When the metaverse first emerged as the next big thing, corporations eagerly jumped in, visions of digital dollar signs dancing in their heads—only to immediately face the existential nightmare of accounting for assets that may or may not exist in a world where a virtual yacht costs more than a real one. Take virtual real estate, for example. Companies proudly listed their pixelated land parcels as strategic investments, while their CFOs quietly panicked over how to value a plot of code that could plummet in worth if Zuckerberg decided to change the virtual zoning laws—or if users collectively realized they’d rather touch grass than attend another awkward VR board meeting.

Next, there are NFTs, those glittering tokens of unique ownership that now clutter corporate balance sheets. Sure, the CEO insists the $200,000 Bored Ape is a brand-building asset, but the auditors are stuck debating whether it’s an intangible, a collectible, or just an expensive hyperlink to a JPEG that might someday vanish if the hosting platform goes under.
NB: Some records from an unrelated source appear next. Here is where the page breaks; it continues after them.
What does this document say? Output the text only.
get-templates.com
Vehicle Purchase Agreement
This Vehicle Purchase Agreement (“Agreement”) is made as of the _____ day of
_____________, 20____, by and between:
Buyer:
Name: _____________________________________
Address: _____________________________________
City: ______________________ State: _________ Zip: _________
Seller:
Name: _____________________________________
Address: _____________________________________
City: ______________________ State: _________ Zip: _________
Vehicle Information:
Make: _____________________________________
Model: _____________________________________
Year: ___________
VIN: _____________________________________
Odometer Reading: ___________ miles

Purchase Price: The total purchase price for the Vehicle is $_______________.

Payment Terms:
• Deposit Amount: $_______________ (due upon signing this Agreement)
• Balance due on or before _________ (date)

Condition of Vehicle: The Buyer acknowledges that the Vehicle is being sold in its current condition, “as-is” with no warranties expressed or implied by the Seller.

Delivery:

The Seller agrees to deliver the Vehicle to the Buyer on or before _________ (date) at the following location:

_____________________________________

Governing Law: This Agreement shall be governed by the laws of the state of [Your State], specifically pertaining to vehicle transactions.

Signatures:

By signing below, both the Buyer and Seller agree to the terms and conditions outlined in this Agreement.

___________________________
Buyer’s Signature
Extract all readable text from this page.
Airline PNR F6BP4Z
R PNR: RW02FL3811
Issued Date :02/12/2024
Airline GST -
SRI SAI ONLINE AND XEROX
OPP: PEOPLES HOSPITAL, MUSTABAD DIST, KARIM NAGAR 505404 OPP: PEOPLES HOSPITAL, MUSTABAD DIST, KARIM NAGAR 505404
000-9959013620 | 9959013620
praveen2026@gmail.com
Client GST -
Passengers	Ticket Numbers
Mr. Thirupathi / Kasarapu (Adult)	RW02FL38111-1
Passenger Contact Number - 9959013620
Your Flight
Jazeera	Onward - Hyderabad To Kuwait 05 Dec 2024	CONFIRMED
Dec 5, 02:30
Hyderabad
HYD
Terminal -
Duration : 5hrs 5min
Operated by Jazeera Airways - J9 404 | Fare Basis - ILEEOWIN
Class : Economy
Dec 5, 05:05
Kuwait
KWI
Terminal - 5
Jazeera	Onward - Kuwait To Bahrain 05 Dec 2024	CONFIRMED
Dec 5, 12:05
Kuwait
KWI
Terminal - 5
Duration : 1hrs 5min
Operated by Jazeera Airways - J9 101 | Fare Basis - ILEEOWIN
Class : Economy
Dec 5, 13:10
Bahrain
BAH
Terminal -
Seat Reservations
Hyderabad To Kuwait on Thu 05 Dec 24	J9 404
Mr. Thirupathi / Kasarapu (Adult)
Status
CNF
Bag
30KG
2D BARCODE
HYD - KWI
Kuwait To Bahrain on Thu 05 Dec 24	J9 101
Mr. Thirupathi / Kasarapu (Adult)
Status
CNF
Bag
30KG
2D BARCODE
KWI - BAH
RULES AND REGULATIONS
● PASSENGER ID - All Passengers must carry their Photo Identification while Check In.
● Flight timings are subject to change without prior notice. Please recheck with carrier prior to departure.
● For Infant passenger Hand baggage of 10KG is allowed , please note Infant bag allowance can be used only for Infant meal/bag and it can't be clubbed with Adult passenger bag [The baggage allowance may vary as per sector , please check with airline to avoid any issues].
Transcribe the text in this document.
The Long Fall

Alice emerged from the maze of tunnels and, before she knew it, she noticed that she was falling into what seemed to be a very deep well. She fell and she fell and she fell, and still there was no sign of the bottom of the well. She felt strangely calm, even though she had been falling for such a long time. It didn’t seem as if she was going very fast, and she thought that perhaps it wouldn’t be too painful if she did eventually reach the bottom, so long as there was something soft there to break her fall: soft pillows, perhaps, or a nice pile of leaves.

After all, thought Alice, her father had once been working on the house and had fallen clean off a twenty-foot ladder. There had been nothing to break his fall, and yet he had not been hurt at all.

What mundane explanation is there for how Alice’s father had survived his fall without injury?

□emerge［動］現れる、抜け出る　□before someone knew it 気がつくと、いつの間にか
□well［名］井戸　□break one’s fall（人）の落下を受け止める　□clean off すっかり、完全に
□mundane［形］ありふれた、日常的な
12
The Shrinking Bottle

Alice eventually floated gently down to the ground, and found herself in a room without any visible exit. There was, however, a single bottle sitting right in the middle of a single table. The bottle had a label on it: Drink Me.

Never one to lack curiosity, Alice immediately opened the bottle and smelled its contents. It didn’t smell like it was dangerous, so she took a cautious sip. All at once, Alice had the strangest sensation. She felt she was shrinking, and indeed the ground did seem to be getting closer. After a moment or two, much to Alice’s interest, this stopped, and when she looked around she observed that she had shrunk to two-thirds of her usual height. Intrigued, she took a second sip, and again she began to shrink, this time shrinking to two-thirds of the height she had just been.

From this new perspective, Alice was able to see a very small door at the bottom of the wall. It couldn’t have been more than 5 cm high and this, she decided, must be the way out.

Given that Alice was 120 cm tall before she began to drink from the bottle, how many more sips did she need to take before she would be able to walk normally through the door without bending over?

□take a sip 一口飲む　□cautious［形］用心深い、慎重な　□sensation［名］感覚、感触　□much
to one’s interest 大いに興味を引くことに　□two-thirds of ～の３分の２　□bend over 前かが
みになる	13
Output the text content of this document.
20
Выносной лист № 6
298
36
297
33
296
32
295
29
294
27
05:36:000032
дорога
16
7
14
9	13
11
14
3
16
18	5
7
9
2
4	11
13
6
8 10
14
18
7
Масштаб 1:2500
What about payroll?  Will employees be offered salaries in Bitcoin, Ethereum, or—in a truly dystopian twist—company-issued metaverse tokens that fluctuate in value based on how many interns can be convinced to HODL? Meanwhile, the marketing team is expensing virtual Gucci outfits for their avatars, leaving accountants to ponder whether digital fashion depreciates faster than real-world trends. As auditors don VR headsets to inspect virtual warehouses full of NFT inventory, they’re met with the grim realization that their job now involves verifying the existence of things that, by any traditional standard, do not exist at all. In the end, most corporations just shove it all into intangible assets and hope regulators are too confused to ask follow-up questions. After all, in the metaverse, if you ignore the losses hard enough, maybe they’ll just pixelate into oblivion.